Step 4: Great marketers tell stories we believe
Step 5: Marketers with authenticity thrive
The organisations that succeed realise that offering a remarkable product with a great story is more important and more profitable than doing what everyone else is dong just a bit better.
Competing in the lying world
The natural instinct is to figure out what’s working for the competition and then try to outdo it.
To be cheaper than your competitor who competes on price, or faster than the competitor who competes on speed.
The problem is that once a consumer has bought someone else’s story and believes that lie, persuading the consumer to switch is the same as persuading then to admit he was wrong.
And people hate admitting that they’re wrong.
Instead, you must tell a different story and persuade those listening that your story is more important than the story they currently believe. If your competition is faster, you must be cheaper. If they sell the story of health, you must sell the story of convenience.
Strategies:
Split the community (eg find the sushi lovers willing to buy the story that they should pay $200 for a chef to make their sushi fresh in front of them rather than $12).
Recognise that in every community, people have more than one worldview at a time.
Extremism is not boring
Consultants are all too often the bane of the storyteller’s existence. Consultants get candidates to listen to polls and restaurateurs to change their menus. Instead of allowing yourself to be pushed toward the middle, you need to look in the mirror and realise that only a remarkable, authentic story is going to have a chance of spreading.
Fox News Example
The slogan for Fox News is “Fair and Balanced”. It flatters the audience, reminds them that they are not a tiny minority and reinforces a message that their worldview is valid and appropriate. The slogan “News for Conservatives” would be a mistake.

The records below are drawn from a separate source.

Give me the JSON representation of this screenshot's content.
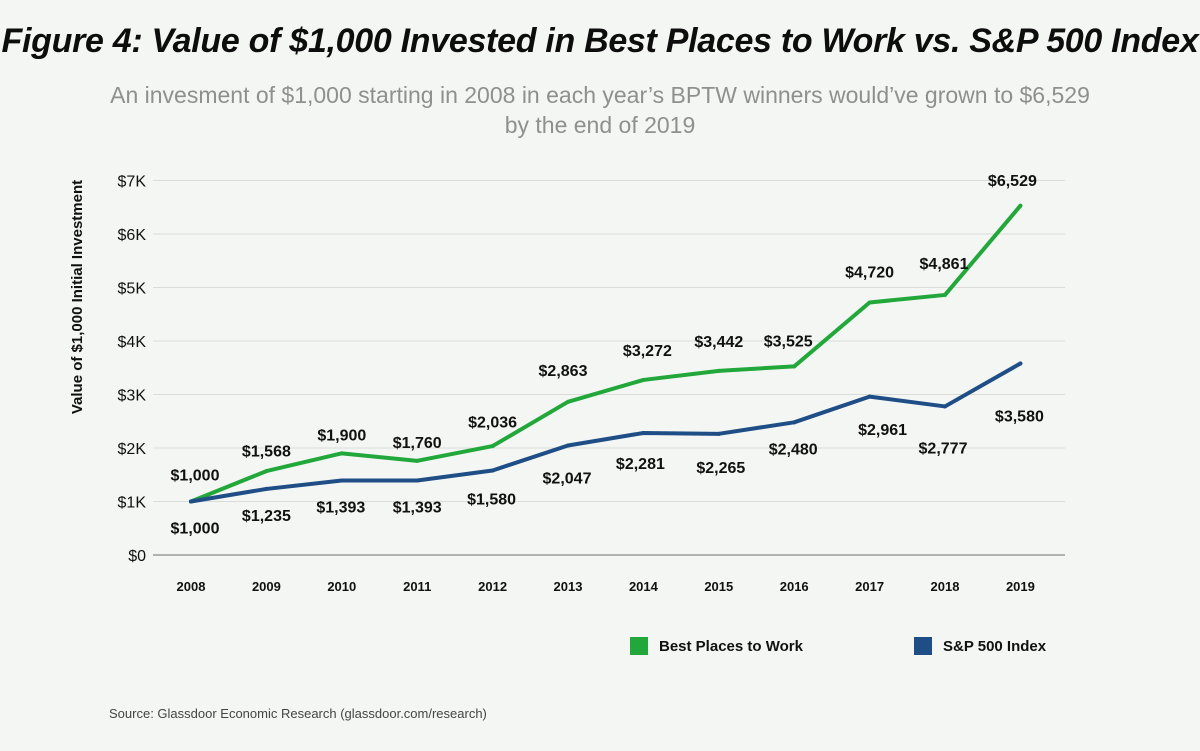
{
  "title": "Figure 4: Value of $1,000 Invested in Best Places to Work vs. S&P 500 Index",
  "subtitle": "An invesment of $1,000 starting in 2008 in each year’s BPTW winners would’ve grown to $6,529 by the end of 2019",
  "source": "Source: Glassdoor Economic Research (glassdoor.com/research)",
  "legend": [
    {
      "label": "Best Places to Work",
      "icon": "green-square-swatch",
      "color": "#22a83a"
    },
    {
      "label": "S&P 500 Index",
      "icon": "blue-square-swatch",
      "color": "#1f4e87"
    }
  ],
  "chart_data": {
    "type": "line",
    "title": "Figure 4: Value of $1,000 Invested in Best Places to Work vs. S&P 500 Index",
    "xlabel": "",
    "ylabel": "Value of $1,000 Initial Investment",
    "x": [
      2008,
      2009,
      2010,
      2011,
      2012,
      2013,
      2014,
      2015,
      2016,
      2017,
      2018,
      2019
    ],
    "ylim": [
      0,
      7000
    ],
    "yticks": [
      0,
      1000,
      2000,
      3000,
      4000,
      5000,
      6000,
      7000
    ],
    "ytick_labels": [
      "$0",
      "$1K",
      "$2K",
      "$3K",
      "$4K",
      "$5K",
      "$6K",
      "$7K"
    ],
    "grid": true,
    "legend_position": "bottom-right",
    "series": [
      {
        "name": "Best Places to Work",
        "color": "#22a83a",
        "values": [
          1000,
          1568,
          1900,
          1760,
          2036,
          2863,
          3272,
          3442,
          3525,
          4720,
          4861,
          6529
        ],
        "labels": [
          "$1,000",
          "$1,568",
          "$1,900",
          "$1,760",
          "$2,036",
          "$2,863",
          "$3,272",
          "$3,442",
          "$3,525",
          "$4,720",
          "$4,861",
          "$6,529"
        ]
      },
      {
        "name": "S&P 500 Index",
        "color": "#1f4e87",
        "values": [
          1000,
          1235,
          1393,
          1393,
          1580,
          2047,
          2281,
          2265,
          2480,
          2961,
          2777,
          3580
        ],
        "labels": [
          "$1,000",
          "$1,235",
          "$1,393",
          "$1,393",
          "$1,580",
          "$2,047",
          "$2,281",
          "$2,265",
          "$2,480",
          "$2,961",
          "$2,777",
          "$3,580"
        ]
      }
    ]
  }
}
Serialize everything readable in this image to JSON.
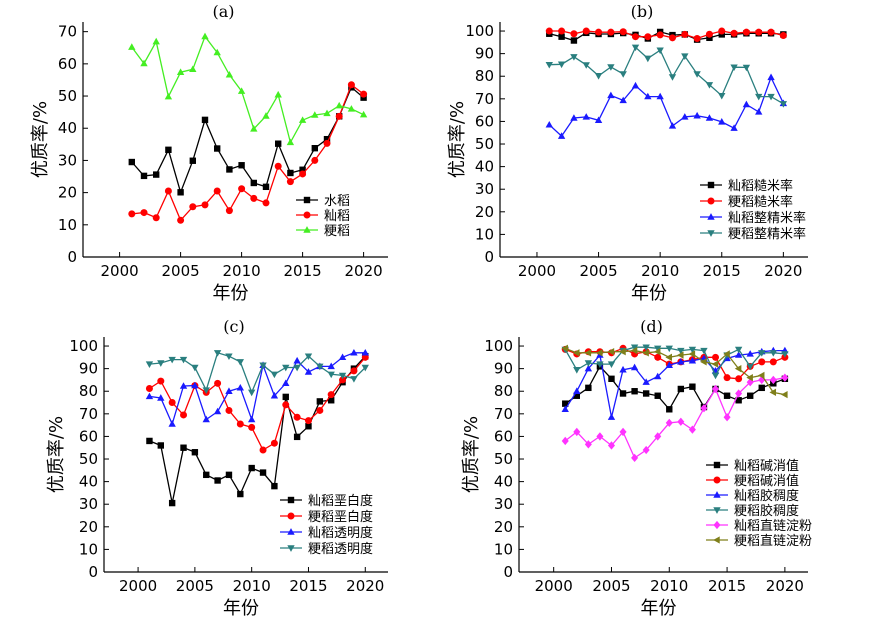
{
  "colors": {
    "black": "#000000",
    "red": "#ff0000",
    "green": "#44ee22",
    "blue": "#1a1aff",
    "teal": "#2a7f7f",
    "magenta": "#ff33ff",
    "olive": "#7f7f1a"
  },
  "chart_data": [
    {
      "id": "a",
      "type": "line",
      "title": "(a)",
      "xlabel": "年份",
      "ylabel": "优质率/%",
      "xlim": [
        1997,
        2022
      ],
      "ylim": [
        0,
        73
      ],
      "xticks": [
        2000,
        2005,
        2010,
        2015,
        2020
      ],
      "yticks": [
        0,
        10,
        20,
        30,
        40,
        50,
        60,
        70
      ],
      "legend_position": "lower-right",
      "x": [
        2001,
        2002,
        2003,
        2004,
        2005,
        2006,
        2007,
        2008,
        2009,
        2010,
        2011,
        2012,
        2013,
        2014,
        2015,
        2016,
        2017,
        2018,
        2019,
        2020
      ],
      "series": [
        {
          "name": "水稻",
          "color_key": "black",
          "marker": "square",
          "values": [
            29.5,
            25.2,
            25.6,
            33.3,
            20.1,
            29.9,
            42.6,
            33.7,
            27.2,
            28.5,
            23.0,
            21.8,
            35.2,
            26.1,
            27.1,
            33.8,
            36.6,
            43.7,
            52.7,
            49.5
          ]
        },
        {
          "name": "籼稻",
          "color_key": "red",
          "marker": "circle",
          "values": [
            13.4,
            13.8,
            12.2,
            20.5,
            11.4,
            15.6,
            16.2,
            20.5,
            14.4,
            21.2,
            18.2,
            16.8,
            28.2,
            23.4,
            25.8,
            30.0,
            35.3,
            43.7,
            53.5,
            50.6
          ]
        },
        {
          "name": "粳稻",
          "color_key": "green",
          "marker": "triangle-up",
          "values": [
            65.2,
            60.1,
            66.9,
            49.8,
            57.4,
            58.3,
            68.5,
            63.5,
            56.6,
            51.5,
            39.8,
            43.8,
            50.4,
            35.6,
            42.5,
            44.1,
            44.6,
            47.0,
            46.0,
            44.2
          ]
        }
      ]
    },
    {
      "id": "b",
      "type": "line",
      "title": "(b)",
      "xlabel": "年份",
      "ylabel": "优质率/%",
      "xlim": [
        1997,
        2022
      ],
      "ylim": [
        0,
        104
      ],
      "xticks": [
        2000,
        2005,
        2010,
        2015,
        2020
      ],
      "yticks": [
        0,
        10,
        20,
        30,
        40,
        50,
        60,
        70,
        80,
        90,
        100
      ],
      "legend_position": "lower-right",
      "x": [
        2001,
        2002,
        2003,
        2004,
        2005,
        2006,
        2007,
        2008,
        2009,
        2010,
        2011,
        2012,
        2013,
        2014,
        2015,
        2016,
        2017,
        2018,
        2019,
        2020
      ],
      "series": [
        {
          "name": "籼稻糙米率",
          "color_key": "black",
          "marker": "square",
          "values": [
            98.8,
            97.5,
            95.8,
            99.2,
            98.7,
            98.7,
            99.1,
            98.3,
            96.7,
            99.6,
            98.2,
            98.5,
            96.2,
            97.0,
            98.5,
            98.5,
            99.0,
            99.0,
            99.0,
            98.5
          ]
        },
        {
          "name": "粳稻糙米率",
          "color_key": "red",
          "marker": "circle",
          "values": [
            100.0,
            100.0,
            98.8,
            100.0,
            99.5,
            99.5,
            99.7,
            97.5,
            97.5,
            98.3,
            97.0,
            98.5,
            96.7,
            98.6,
            100.0,
            99.0,
            99.5,
            99.5,
            99.5,
            98.0
          ]
        },
        {
          "name": "籼稻整精米率",
          "color_key": "blue",
          "marker": "triangle-up",
          "values": [
            58.5,
            53.5,
            61.5,
            62.0,
            60.5,
            71.5,
            69.3,
            75.8,
            71.0,
            71.0,
            58.0,
            62.0,
            62.5,
            61.5,
            59.8,
            57.0,
            67.5,
            64.2,
            79.5,
            68.0
          ]
        },
        {
          "name": "粳稻整精米率",
          "color_key": "teal",
          "marker": "triangle-down",
          "values": [
            85.1,
            85.3,
            88.6,
            85.0,
            80.2,
            84.1,
            81.0,
            92.8,
            87.9,
            91.5,
            79.7,
            88.9,
            81.0,
            76.2,
            71.4,
            84.0,
            83.9,
            71.0,
            71.0,
            67.8
          ]
        }
      ]
    },
    {
      "id": "c",
      "type": "line",
      "title": "(c)",
      "xlabel": "年份",
      "ylabel": "优质率/%",
      "xlim": [
        1997,
        2022
      ],
      "ylim": [
        0,
        104
      ],
      "xticks": [
        2000,
        2005,
        2010,
        2015,
        2020
      ],
      "yticks": [
        0,
        10,
        20,
        30,
        40,
        50,
        60,
        70,
        80,
        90,
        100
      ],
      "legend_position": "lower-right",
      "x": [
        2001,
        2002,
        2003,
        2004,
        2005,
        2006,
        2007,
        2008,
        2009,
        2010,
        2011,
        2012,
        2013,
        2014,
        2015,
        2016,
        2017,
        2018,
        2019,
        2020
      ],
      "series": [
        {
          "name": "籼稻垩白度",
          "color_key": "black",
          "marker": "square",
          "values": [
            58.0,
            56.0,
            30.5,
            55.0,
            53.0,
            43.0,
            40.5,
            43.0,
            34.5,
            46.0,
            44.0,
            38.0,
            77.5,
            59.8,
            64.5,
            75.5,
            76.0,
            84.0,
            90.0,
            95.5
          ]
        },
        {
          "name": "粳稻垩白度",
          "color_key": "red",
          "marker": "circle",
          "values": [
            81.2,
            84.5,
            75.0,
            69.5,
            82.5,
            79.5,
            83.5,
            71.5,
            65.5,
            64.0,
            54.0,
            57.0,
            74.0,
            68.5,
            67.0,
            71.5,
            78.5,
            85.0,
            89.0,
            95.0
          ]
        },
        {
          "name": "籼稻透明度",
          "color_key": "blue",
          "marker": "triangle-up",
          "values": [
            77.7,
            77.0,
            65.5,
            82.3,
            82.5,
            67.5,
            71.0,
            80.0,
            81.5,
            67.5,
            91.5,
            78.0,
            83.5,
            93.5,
            88.5,
            91.0,
            91.0,
            95.0,
            97.0,
            97.0
          ]
        },
        {
          "name": "粳稻透明度",
          "color_key": "teal",
          "marker": "triangle-down",
          "values": [
            92.0,
            92.5,
            94.0,
            94.0,
            90.5,
            80.5,
            97.0,
            95.5,
            93.0,
            79.5,
            91.5,
            87.5,
            90.5,
            90.5,
            95.5,
            91.0,
            87.5,
            87.0,
            85.5,
            90.5
          ]
        }
      ]
    },
    {
      "id": "d",
      "type": "line",
      "title": "(d)",
      "xlabel": "年份",
      "ylabel": "优质率/%",
      "xlim": [
        1997,
        2022
      ],
      "ylim": [
        0,
        104
      ],
      "xticks": [
        2000,
        2005,
        2010,
        2015,
        2020
      ],
      "yticks": [
        0,
        10,
        20,
        30,
        40,
        50,
        60,
        70,
        80,
        90,
        100
      ],
      "legend_position": "lower-right",
      "x": [
        2001,
        2002,
        2003,
        2004,
        2005,
        2006,
        2007,
        2008,
        2009,
        2010,
        2011,
        2012,
        2013,
        2014,
        2015,
        2016,
        2017,
        2018,
        2019,
        2020
      ],
      "series": [
        {
          "name": "籼稻碱消值",
          "color_key": "black",
          "marker": "square",
          "values": [
            74.5,
            78.0,
            81.5,
            91.0,
            85.5,
            79.0,
            80.0,
            79.0,
            78.0,
            72.0,
            81.0,
            82.0,
            73.0,
            81.0,
            78.0,
            76.0,
            78.0,
            81.5,
            83.5,
            85.5
          ]
        },
        {
          "name": "粳稻碱消值",
          "color_key": "red",
          "marker": "circle",
          "values": [
            98.5,
            96.5,
            97.5,
            97.5,
            97.0,
            99.0,
            96.5,
            97.5,
            95.0,
            92.0,
            93.0,
            94.0,
            95.0,
            95.0,
            86.0,
            85.5,
            91.0,
            93.0,
            93.0,
            95.0
          ]
        },
        {
          "name": "籼稻胶稠度",
          "color_key": "blue",
          "marker": "triangle-up",
          "values": [
            72.0,
            80.0,
            90.0,
            96.0,
            68.5,
            89.5,
            90.5,
            84.0,
            86.5,
            91.5,
            93.0,
            93.5,
            94.5,
            89.0,
            94.5,
            96.0,
            96.5,
            97.5,
            98.0,
            98.0
          ]
        },
        {
          "name": "粳稻胶稠度",
          "color_key": "teal",
          "marker": "triangle-down",
          "values": [
            98.5,
            89.5,
            92.5,
            92.0,
            92.0,
            98.0,
            99.5,
            99.5,
            99.0,
            99.0,
            98.0,
            98.5,
            98.0,
            87.0,
            96.0,
            98.5,
            91.0,
            97.0,
            97.0,
            96.5
          ]
        },
        {
          "name": "籼稻直链淀粉",
          "color_key": "magenta",
          "marker": "diamond",
          "values": [
            58.0,
            62.0,
            56.5,
            60.0,
            56.0,
            62.0,
            50.5,
            54.0,
            60.0,
            66.0,
            66.5,
            63.0,
            72.5,
            81.0,
            68.5,
            79.0,
            84.0,
            85.0,
            85.0,
            86.0
          ]
        },
        {
          "name": "粳稻直链淀粉",
          "color_key": "olive",
          "marker": "triangle-left",
          "values": [
            99.0,
            97.0,
            97.0,
            97.0,
            97.5,
            97.5,
            98.0,
            97.0,
            97.5,
            95.0,
            96.0,
            96.5,
            93.0,
            92.0,
            96.5,
            90.0,
            86.0,
            87.0,
            79.5,
            78.5
          ]
        }
      ]
    }
  ]
}
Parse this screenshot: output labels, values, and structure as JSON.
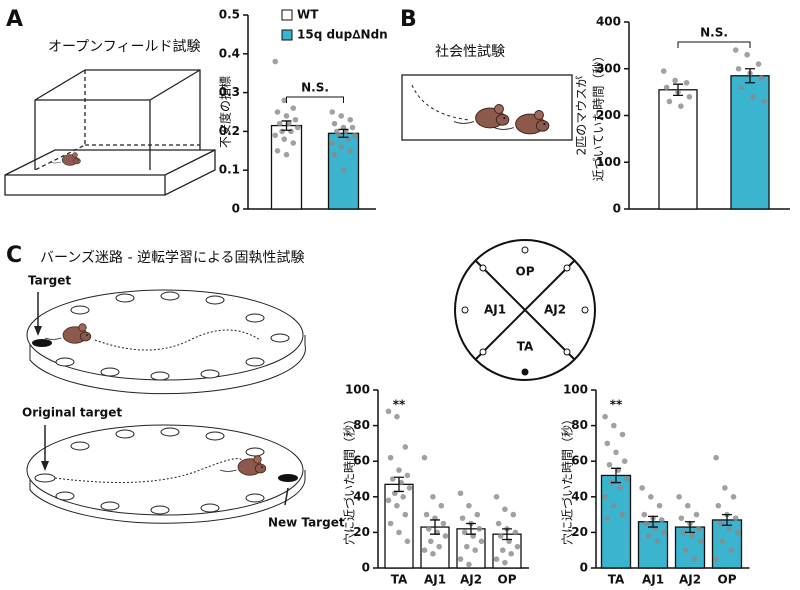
{
  "panels": [
    {
      "label": "A",
      "title": "オープンフィールド試験"
    },
    {
      "label": "B",
      "title": "社会性試験"
    },
    {
      "label": "C",
      "title": "バーンズ迷路 - 逆転学習による固執性試験",
      "illustration_labels": [
        "Target",
        "Original target",
        "New Target"
      ],
      "maze_quadrants": [
        "OP",
        "AJ1",
        "AJ2",
        "TA"
      ]
    }
  ],
  "chart_data": [
    {
      "type": "bar",
      "y_label": "不安度の指標",
      "categories": [
        null
      ],
      "series": [
        {
          "name": "WT",
          "color": "#ffffff",
          "values": [
            0.215
          ],
          "errors": [
            0.012
          ],
          "points": [
            [
              0.38,
              0.28,
              0.26,
              0.25,
              0.24,
              0.23,
              0.22,
              0.22,
              0.21,
              0.2,
              0.2,
              0.19,
              0.18,
              0.17,
              0.15,
              0.14
            ]
          ]
        },
        {
          "name": "15q dup∆Ndn",
          "color": "#3bb5cf",
          "values": [
            0.195
          ],
          "errors": [
            0.01
          ],
          "points": [
            [
              0.25,
              0.24,
              0.23,
              0.22,
              0.21,
              0.21,
              0.2,
              0.2,
              0.19,
              0.19,
              0.18,
              0.17,
              0.16,
              0.15,
              0.14,
              0.1
            ]
          ]
        }
      ],
      "ylim": [
        0,
        0.5
      ],
      "yticks": [
        0,
        0.1,
        0.2,
        0.3,
        0.4,
        0.5
      ],
      "legend": "top",
      "annotation": "N.S."
    },
    {
      "type": "bar",
      "y_label": [
        "2匹のマウスが",
        "近づいていた時間（秒）"
      ],
      "categories": [
        null
      ],
      "series": [
        {
          "color": "#ffffff",
          "values": [
            255
          ],
          "errors": [
            12
          ],
          "points": [
            [
              295,
              275,
              270,
              260,
              250,
              240,
              230,
              220
            ]
          ]
        },
        {
          "color": "#3bb5cf",
          "values": [
            285
          ],
          "errors": [
            15
          ],
          "points": [
            [
              340,
              330,
              310,
              300,
              290,
              280,
              260,
              240,
              230
            ]
          ]
        }
      ],
      "ylim": [
        0,
        400
      ],
      "yticks": [
        0,
        100,
        200,
        300,
        400
      ],
      "annotation": "N.S."
    },
    {
      "type": "bar",
      "y_label": "穴に近づいた時間（秒）",
      "categories": [
        "TA",
        "AJ1",
        "AJ2",
        "OP"
      ],
      "series": [
        {
          "color": "#ffffff",
          "values": [
            47,
            23,
            22,
            19
          ],
          "errors": [
            4,
            4,
            3,
            3
          ],
          "points": [
            [
              88,
              85,
              68,
              62,
              55,
              52,
              50,
              48,
              45,
              42,
              40,
              38,
              35,
              30,
              25,
              20,
              15
            ],
            [
              62,
              40,
              35,
              30,
              28,
              25,
              22,
              20,
              18,
              15,
              12,
              10,
              8
            ],
            [
              42,
              35,
              30,
              28,
              25,
              22,
              20,
              18,
              15,
              12,
              10,
              5,
              2
            ],
            [
              40,
              33,
              30,
              25,
              22,
              20,
              18,
              15,
              12,
              10,
              8,
              5,
              3
            ]
          ]
        }
      ],
      "ylim": [
        0,
        100
      ],
      "yticks": [
        0,
        20,
        40,
        60,
        80,
        100
      ],
      "annotation": "**"
    },
    {
      "type": "bar",
      "y_label": "穴に近づいた時間（秒）",
      "categories": [
        "TA",
        "AJ1",
        "AJ2",
        "OP"
      ],
      "series": [
        {
          "color": "#3bb5cf",
          "values": [
            52,
            26,
            23,
            27
          ],
          "errors": [
            4,
            3,
            3,
            3
          ],
          "points": [
            [
              85,
              80,
              75,
              70,
              65,
              60,
              58,
              55,
              50,
              48,
              45,
              40,
              35,
              30,
              28
            ],
            [
              45,
              40,
              35,
              30,
              28,
              27,
              25,
              22,
              20,
              18,
              15
            ],
            [
              40,
              35,
              30,
              28,
              25,
              22,
              20,
              18,
              15,
              10,
              5
            ],
            [
              62,
              45,
              40,
              35,
              30,
              28,
              25,
              22,
              20,
              15,
              10,
              5
            ]
          ]
        }
      ],
      "ylim": [
        0,
        100
      ],
      "yticks": [
        0,
        20,
        40,
        60,
        80,
        100
      ],
      "annotation": "**"
    }
  ]
}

Sirius had satellite radio to sell but most people think “I don’t have a radio problem”. So the greatest radio station in the world isn’t going to show up on your radar. It’s invisible
So they purchased Howard Stern. Not everyone want to hear Howard Stern, plenty of people don’t like him. But those who do are open to hear how they can keep getting Howard. By taking Howard off read radio and moving him to Sirius, the company has broken radio for millions of people. Radio without Howard is inferior to what it was. It needs to be fixed. Sirius can tell me a story of how they can fix it for only $10 a month. All the other gimmicks and stations don’t matter. As the listeners discover the other features, some of them may be compelling enough to tell a story about and the story will spread.
“Your resume should be about inventing remarkable things and telling stories that register – not about how good you are at meeting specs”
“What’s your story that led you to be as great as you are?”